What is Fake News? Since ancient times, rulers have skewered and planted news to serve their own interests. But distorting any news according to one’s beliefs or ideology cannot be called fake news. Fake news can be described as a completely fabricated story without any basis which has been prepared by vested interests to serve their purpose.

We are guilty too! Today with the advent of the Internet, everyone from an individual to the media to the government has a stake in spreading fake news, whether their motive for doing so varies from gaining political clout to achieving financial goals or a personal agenda. could. But how to know whether the news is real or fake?

When looking for fake news, look at the core of the news. If it is carried by a legitimate source of news then chances are that it will not be fake, but if it originated from sources you have not heard of or are of questionable nature, then you should take such news with a pinch of salt. And before you start believing it, verify it from a known authentic source. The most obvious way to stop the spread of fake news is through human intervention. Technology by itself cannot detect and isolate fake news. Realizing this dimension, Facebook has started such a practice and enlisted the International Fact Checking Network to look into news that users have intentionally flagged as fake.

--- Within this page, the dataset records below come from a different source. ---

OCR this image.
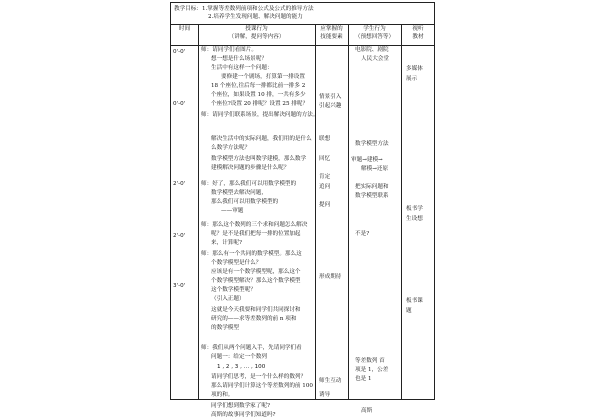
教学目标：1.掌握等差数列前项和公式及公式的推导方法
2.培养学生发现问题、解决问题的能力
时间	授课行为
（讲解，提问等内容）
应掌握的
技能要素
学生行为
（预想回答等）
视听
教材
0'-0'
0'-0'
2'-0'
2'-0'
3'-0'
师：请同学们看图片。
想一想是什么场景呢？
生活中有这样一个问题：
要修建一个剧场，打算第一排设置
18 个座位,往后每一排都比前一排多 2
个座位，如果设置 10 排，一共有多少
个座位?设置 20 排呢？设置 25 排呢？
师：请同学们联系场景，提出解决问题的方法。
解决生活中的实际问题，我们用的是什么
么数学方法呢？
数学模型方法也叫数学建模，那么数学
建模解决问题的步骤是什么呢？
师：好了，那么我们可以用数学模型的
数学模型去解决问题，
那么我们可以用数学模型的
——审题
师：那么这个数列的三个求和问题怎么解决
呢？是不是我们把每一排的位置加起
来，计算呢?
师：那么有一个共同的数学模型。那么这
个数学模型是什么？
应该是有一个数学模型呢，那么这个
个数学模型解决？那么这个数学模型
这个数学模型呢？
（引入正题）
这就是今天我要和同学们共同探讨和
研究的——求等差数列的前 n 项和
的数学模型
师：我们从两个问题入手，先请同学们看
问题一：给定一个数列
1 , 2 , 3 , … , 100
请同学们思考，是一个什么样的数列？
那么请同学们计算这个等差数列的前 100
项的和。
同学们想到数学家了呢?
高斯的故事同学们知道吗?
情景引入
引起兴趣
联想
回忆
肯定
追问
提问
形成期待
师生互动
诱导
电影院、剧院
人民大会堂
数学模型方法
审题→建模→
解模→还原
把实际问题和
数学模型联系
不是?
等差数列 首
项是 1，公差
也是 1
高斯
多媒体
展示
板书学
生设想
板书课
题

To stop the spread of fake news, you must take responsibility for what you share. Do not share anything on social media without going into the details of the story or picture. Check the source of the story or photos you want to circulate and only share them if they come from some reputable sources.

Also start the practice of pinpointing any fake news to its sender. They may not know the correct facts and have forwarded it believing it to be true and you can help them to stop the spread of such news.

Only such collective actions of the scientific community and the general public will help us to tackle environmental issues like climate change.

Plan, prepare, protect, move, hold, hold, build it and put body, soul and family together. You need a plan to protect and prepare for yourself and your family. Survival is our strategy!”